ウズベキスタン沙漠化防止プロジェクト

場所
ウズベキスタン・カラカルパクスタン共和国他
活動開始年
2014年
受入機関
カラカルパクスタン共和国林業局・カラカルパクスタン農業大学

内モンゴル沙漠緑化の経験を活かして

 ウズベキスタンのカラカルパクスタンに位置するアラル海周辺は、世界で最も急速に沙漠化が進んでいる地域といわれ、湖底面積が既に500万ha、距離にして流入口から200㎞も干上がってしまいました。原因は、過剰な綿花栽培のための灌漑があげられますが、気候変動に起因する異常な高温(摂氏60度)になる年が増えていることも砂漠化に寄与しています。湖底から舞い上がる塩化物や砂は、年間1億トンに及び、地域住民に深刻な血液疾患を引き起こしています。

 現地政府もかつて、サクサウール(ソウソウ)という灌木の植林を実施しましたが、最近は財政難等から緑化はほとんど実施できていません。また、植林しても木々が薪に使われるなどしており、根本的な解決には程遠い状態で、沙漠化防止のための植林が同時に住民の生計向上にも寄与するような持続可能な対策が望まれています。

 さて、ウズベキスタンはオイスカが長年活動してきた中国内モンゴルとほぼ緯度も同じで、砂漠化の進んでいる国。植生も似ていることから、内モンゴルの活動の経験を活かせると冨樫智専門家が2014年にウズベキスタンに出向き調査を実施。そして同国で砂漠化問題に取り組もうとしていたタシケント農業大学ヌクス分校(2021年9月よりカラカルパクスタン農業大学に名称変更)から強い要請を受けプロジェクトをスタートさせました。

住民の生計向上もあわせ、アラル海を緑の海に

 沙漠化を防ぐためには、現地住民の生計向上と連動した緑化が肝要です。塩分濃度の高い厳しい環境である同地域に育つ樹種は、ほぼサクサウール(ソウソウ)やセルキスのみです。

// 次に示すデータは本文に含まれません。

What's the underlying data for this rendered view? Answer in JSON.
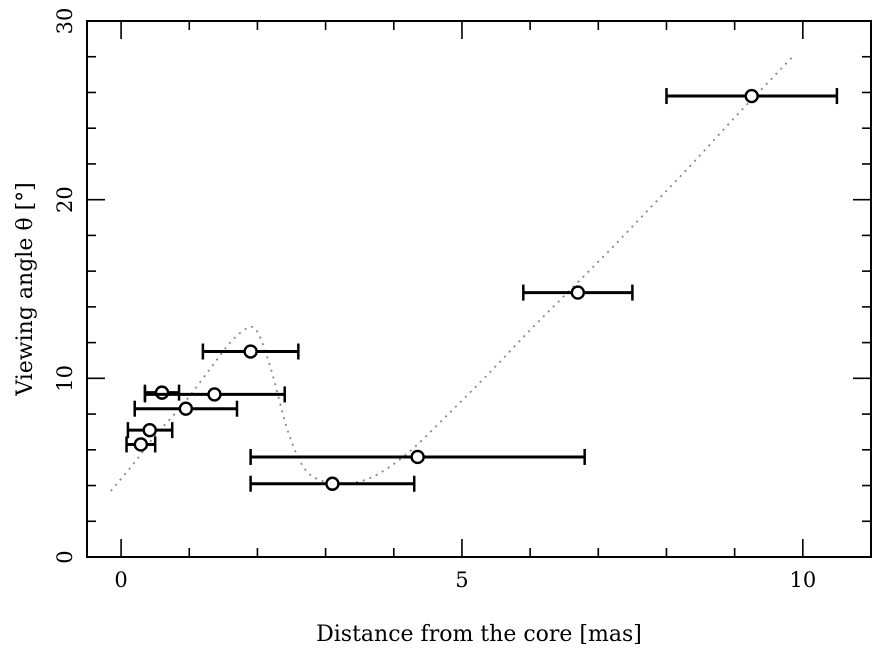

 まずは、サクサウールの木の根に寄生する、漢方薬の原料となる植物、ニクジュヨウと連動して植林・栽培するモデル林を作り、同国政府機関、住民、国際機関等へこのモデル事業を普及の足掛かりをつけることをプロジェクトの目的に据えています。

 指導にあたる冨樫智氏(農学博士)は、ニクジュヨウの新しい人工寄生手法を開発、中国内モンゴルで研究・実践してきましたが既に、内モンゴルにおいては住民にこの技術が普及し、持続可能な砂漠緑化を実現しています。そこで次なる挑戦として、冨樫氏は気象条件が似たウズベキスタンにてニクジュヨウ栽培とソウソウの植林を主体に沙漠緑化を行っています。

近況・今後の方針

 カラカルパクスタン共和国のアラル海試験植栽地の使用許可を得てモデル林を形成すべく取り組んでいます。当面は、サクサウール10ヘクタールの造成、そしてニクジュヨウの人工寄生を行う予定です。

 従来の方法では大量寄生に限度があるため、トラクターとポンプを用いた機械化による寄生方法を検討しています。コロナ禍で現地へ赴くことがなかなかできていませんが、両国のコロナ禍がひと段落した期間を狙って出張し活動を進めていきます。

 また、カラカルパクスタン農業大学の職員を訪日研修生として日本の西日本研修センターに派遣し、研修を終えたのちプロジェクトのコーディネーターとして活動してもらう計画もあります。